Il 2010, sebbene meno prorompente d’impatto, fu addirittura migliore quanto a risultati, con il primo (e finora unico) 1000 della carriera, a Bercy, la doppia semifinale Indian Wells-Miami, i quarti di finale a Wimbledon e New York, la quinta posizione mondiale a fine anno. Ma anche quell’anno la paginetta di storia (e che paginetta) Soderling la scrisse sulla terra del Roland Garros. Perché se iconoclasta è stato – è lo è stato – almeno lo è stato in modo democratico: quando ancora vigeva il duopolio Federer-Nadal, ha prima “ucciso” l’uno, poi l’altro. E se l’anno prima aveva provocato il terremoto dando a Nadal il più grande shock in carriera, nel 2010 pensò bene di far pagare a Federer quanto donato in precedenza. Il prezzo? Ma è ovvio, la striscia record di semifinali Slam consecutive, che lo svedese, grazie alla vittoria nei quarti in quattro set, fermò a 23. Non una vittoria iconoclasta come quella dell’anno precedente (è vero, quella rimane l’unica vittoria di Robin su Roger in diciassette incontri e quello interrotto è probabilmente il record di Federer più impressionante, ma la vittoria 2009 su Nadal rimane tuttora un unicum e l’aura d’imbattibilità sul rosso dello spagnolo all’epoca era quasi sacra), ma comunque evidenzia quanto Soderling potesse essere importante come fattore destabilizzante in un periodo in cui la stabilità di risultati è quasi assoluta.

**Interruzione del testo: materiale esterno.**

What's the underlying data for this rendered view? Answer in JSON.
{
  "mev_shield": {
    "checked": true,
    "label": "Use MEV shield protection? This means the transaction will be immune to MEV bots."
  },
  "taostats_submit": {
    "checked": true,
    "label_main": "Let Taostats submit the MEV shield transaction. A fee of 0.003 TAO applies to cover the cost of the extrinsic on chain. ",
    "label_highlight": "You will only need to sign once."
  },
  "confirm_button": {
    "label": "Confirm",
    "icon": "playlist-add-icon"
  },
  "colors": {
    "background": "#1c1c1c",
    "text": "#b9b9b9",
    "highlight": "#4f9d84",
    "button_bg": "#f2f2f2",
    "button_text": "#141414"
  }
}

Il 2011 sarebbe stato l’anno della consacrazione definitiva? Difficile dirlo, onestamente difficile pensarlo. Perché se è vero che in sette mesi vinse quattro tornei (Brisbane, Rotterdam, Marsiglia e Bastad, memorabile l’inizio di collaborazione con Claudio Pistolesi), è altrettanto vero che i grandi appuntamenti li fallì più o meno tutti, riuscendo solo a piazzarsi con regolarità: in Australia ottavi (facendosi colpevolmente sorprendere dal folletto genialoide Dolgopolov), al Roland Garros quarti (dando l’ennesima rivincita a Nadal dopo la finale 2010), a Wimbledon terzo turno, sorpreso da Tomic dopo aver battuto di un soffio Hewitt, nei 1000 al massimo quarti. Soderling non è (stato?) un campione (non ha mai vinto grandissimi tornei e non ha mai vinto partite di livello assoluto contro i più forti quando quest’ultimi erano “preparati”), bensì appunto un iconoclasta, una scheggia impazzita, la potenziale causa dello shock da prima pagina.

Buffo: le ultime due partite finora giocate sono la semifinale e la finale sulla terra amica di Bastad dello scorso luglio, dove maciullò Berdych e Ferrer (6-1 6-0 e 6-2 6-2)…potrebbe ritirarsi con due schiaccianti vittorie su top ten come ricordo.

Ma sperando vivamente che ritiro non sarà, non saranno certo quelle due vittorie il ricordo ultimo e indelebile della sua carriera, bensì quella volee che accompagnò la pallina nel corridoio che porta all’immortalità. E quel gesto subito dopo, come a dire: “Ma no, non ho fatto niente”.